Manuel Silva
Bases do PSD derrotam os APPARATCHIKS
Para quem desconhece, o termo apparatchik significa “membro do aparelho” do Partido Comunista e/ou do Estado na defunta URSS. Vladimir Ilitch Ulianov (Lenine) chamava-lhes “revolucionários profissionais”.
Nas várias fases por que passou, sempre houve apparatchiks no PSD a comportarem-se como donos do partido. Foi contra essa corrente que Francisco Sá Carneiro derrotou os futuros construtores do MSD (Movimento Social-Democrata) no final de 1975, após o 25 de Novembro e, mais tarde, em 1979, Magalhães Mota, Sousa Franco e demais dirigentes e deputados que pretendiam tornar o PSD no MDP/CDE do PS. Nesta altura, o PSD perdeu cerca de metade do grupo parlamentar. Os dissidentes criaram a ASDI (Acção Social-Democrata Independente).

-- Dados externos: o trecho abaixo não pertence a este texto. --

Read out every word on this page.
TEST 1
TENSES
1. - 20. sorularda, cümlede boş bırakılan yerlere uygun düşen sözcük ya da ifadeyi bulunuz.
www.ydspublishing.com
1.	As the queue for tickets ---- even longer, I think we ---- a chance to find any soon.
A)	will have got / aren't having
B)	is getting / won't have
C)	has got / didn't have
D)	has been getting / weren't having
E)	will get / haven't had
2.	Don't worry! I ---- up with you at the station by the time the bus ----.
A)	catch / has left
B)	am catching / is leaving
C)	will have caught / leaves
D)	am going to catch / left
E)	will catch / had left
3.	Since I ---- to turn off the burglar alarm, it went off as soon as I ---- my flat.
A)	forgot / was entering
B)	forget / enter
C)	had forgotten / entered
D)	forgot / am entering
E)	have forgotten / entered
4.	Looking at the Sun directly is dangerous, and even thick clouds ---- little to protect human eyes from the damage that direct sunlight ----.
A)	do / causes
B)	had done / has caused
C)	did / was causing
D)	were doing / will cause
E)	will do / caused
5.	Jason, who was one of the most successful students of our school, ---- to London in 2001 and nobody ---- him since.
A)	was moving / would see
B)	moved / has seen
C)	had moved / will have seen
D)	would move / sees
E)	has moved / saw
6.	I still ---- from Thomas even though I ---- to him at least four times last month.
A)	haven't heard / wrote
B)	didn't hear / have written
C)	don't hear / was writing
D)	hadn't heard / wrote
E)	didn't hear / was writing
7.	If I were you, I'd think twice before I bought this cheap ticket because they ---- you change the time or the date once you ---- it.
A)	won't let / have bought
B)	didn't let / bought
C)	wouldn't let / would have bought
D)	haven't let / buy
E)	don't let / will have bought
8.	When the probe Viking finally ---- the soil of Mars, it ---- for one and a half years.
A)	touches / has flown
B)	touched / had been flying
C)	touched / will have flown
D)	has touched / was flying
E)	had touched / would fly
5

Poucos meses depois, Sá Carneiro, à frente da Aliança Democrática (AD), constituída pelo PSD, CDS, PPM e “Reformadores”, dissidentes do PS, entre os quais se encontravam António Barreto e Medeiros Ferreira, ganhava as eleições legislativas com maioria absoluta. O MSD e a ASDI não passaram de nados mortos.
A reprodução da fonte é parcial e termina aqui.